Pipelines were bursting spraying their contents onto anyone and everything around. The water in the bay that had been compressed by the shockwave from the two explosions returned in the form a tidal wave twenty feet high. Between the violent explosions, fierce fires, and the rushing water, some people literally disintegrated like the fire chief standing atop the ship when it exploded. Though exact numbers could never be established, estimates are as high as 600 dead and over 5,000 injured. As if the fatalities and casualties were not enough, the damage caused by the incident was wide spread and would take years to recover from. Earthquake like tremors were reported as far north as Palestine, Texas, as far east as the Louisiana - Mississippi boarder in Slidell, Lousiana, and as far south as Freeport.

Windows were shattered from Freeport to Houston to Port Arthur.
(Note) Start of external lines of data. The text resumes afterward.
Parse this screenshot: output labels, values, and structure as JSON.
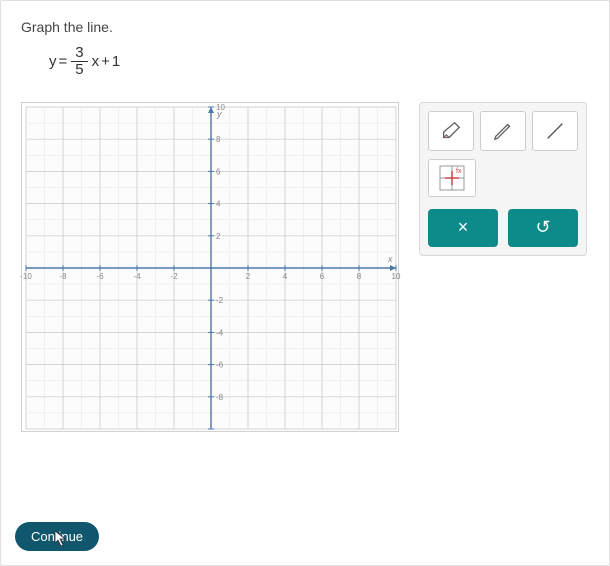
{
  "instruction": "Graph the line.",
  "equation": {
    "left": "y",
    "eq": "=",
    "num": "3",
    "den": "5",
    "var": "x",
    "op": "+",
    "const": "1"
  },
  "graph": {
    "type": "cartesian-grid",
    "xlim": [
      -10,
      10
    ],
    "ylim": [
      -10,
      10
    ],
    "xtick_step": 2,
    "ytick_step": 2,
    "x_labels": [
      "-10",
      "-8",
      "-6",
      "-4",
      "-2",
      "2",
      "4",
      "6",
      "8",
      "10"
    ],
    "y_labels": [
      "10",
      "8",
      "6",
      "4",
      "2",
      "-2",
      "-4",
      "-6",
      "-8"
    ],
    "axis_labels": {
      "x": "x",
      "y": "y"
    },
    "axis_color": "#4a78a8",
    "grid_major_color": "#c8c8c8",
    "grid_minor_color": "#e4e4e4",
    "background_color": "#fcfcfc",
    "label_fontsize": 8,
    "label_color": "#888888"
  },
  "tools": {
    "eraser": "eraser-icon",
    "pencil": "pencil-icon",
    "line": "line-icon",
    "point_plot": "point-plot-icon"
  },
  "actions": {
    "clear_label": "×",
    "undo_label": "↺",
    "button_bg": "#0d8a8a",
    "button_color": "#ffffff"
  },
  "continue": {
    "label": "Continue",
    "bg": "#10566d",
    "color": "#ffffff"
  }
}
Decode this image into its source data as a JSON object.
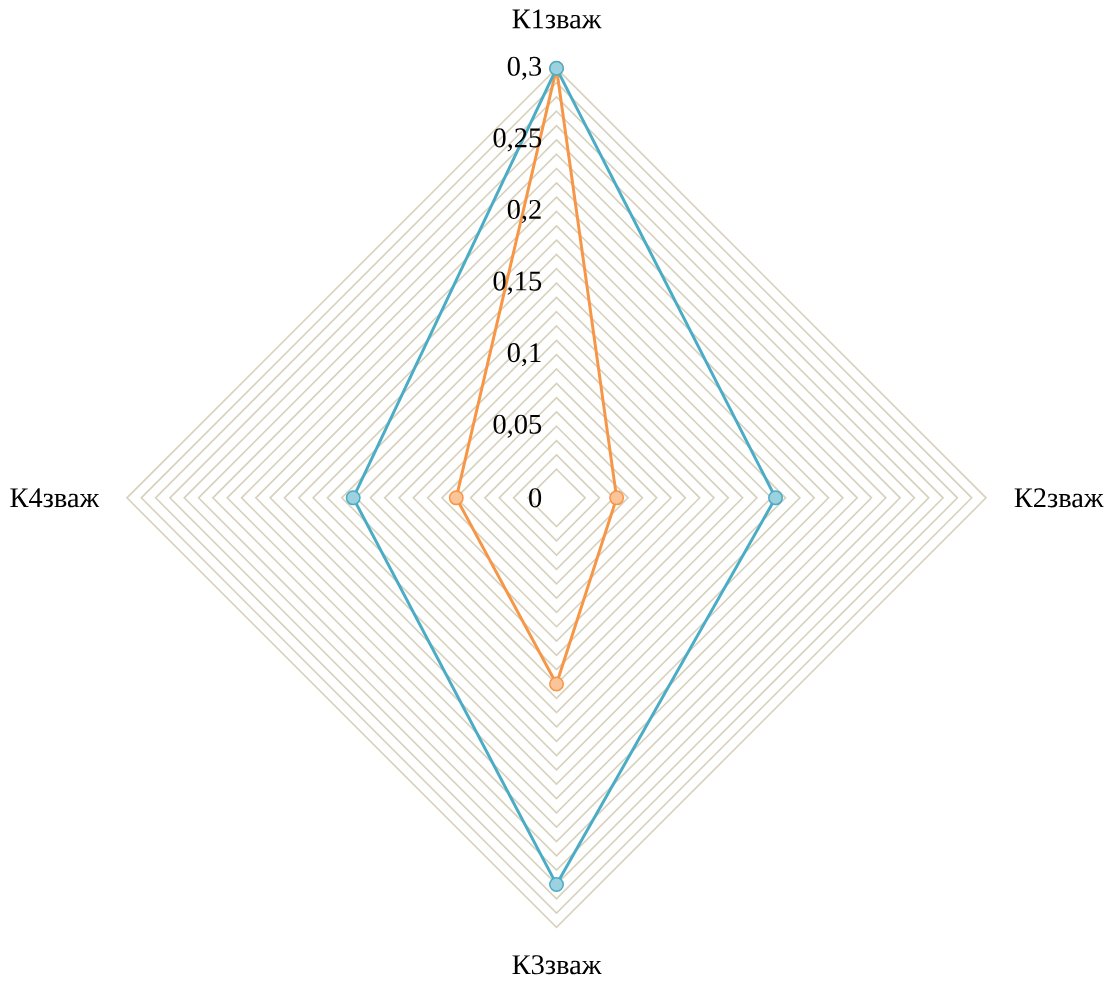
{
  "chart_data": {
    "type": "radar",
    "categories": [
      "К1зваж",
      "К2зваж",
      "К3зваж",
      "К4зваж"
    ],
    "series": [
      {
        "color": "#f79646",
        "values": [
          0.3,
          0.042,
          0.13,
          0.07
        ]
      },
      {
        "color": "#4bacc6",
        "values": [
          0.3,
          0.153,
          0.27,
          0.142
        ]
      }
    ],
    "ylim": [
      0,
      0.3
    ],
    "yticks": [
      {
        "value": 0,
        "label": "0"
      },
      {
        "value": 0.05,
        "label": "0,05"
      },
      {
        "value": 0.1,
        "label": "0,1"
      },
      {
        "value": 0.15,
        "label": "0,15"
      },
      {
        "value": 0.2,
        "label": "0,2"
      },
      {
        "value": 0.25,
        "label": "0,25"
      },
      {
        "value": 0.3,
        "label": "0,3"
      }
    ],
    "grid": true,
    "marker": "circle"
  }
}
The tidal wave reached one hundred and fifty feet inland, destroying what the fires didn't and drowning dozens of people. Over five hundred homes were destroyed beyond repair leaving two thousand homeless. The seaport had all but disappeared and most of the businesses either disintegrated from the explosion or were reduced to rubble by the fires.

Over one thousand vehicles were found to be either totally destroyed or severely damaged and nearly four hundred freight cars were demolished. No other industrial accident has been reported with death tolls and injuries greater than those of the Texas City Disaster. Other than the Texas City Disaster, the highest numbers from an American industrial accident come from the 2005 explosion at a BP refinery, also located in Texas City, with 15 dead and over 100 injured. The damage incurred from the disaster reached an estimated total of what would be $4.5 billion in today's monetary value. The incident closest to those numbers was an explosion at a Phillips facility in Pasadena, Texas in October of 1989 reaching an estimated $1.4 billion in damages. Having been unprecedented in 1947 and still not succeeded to today, makes the Texas City Disaster the worst industrial accident in America's history.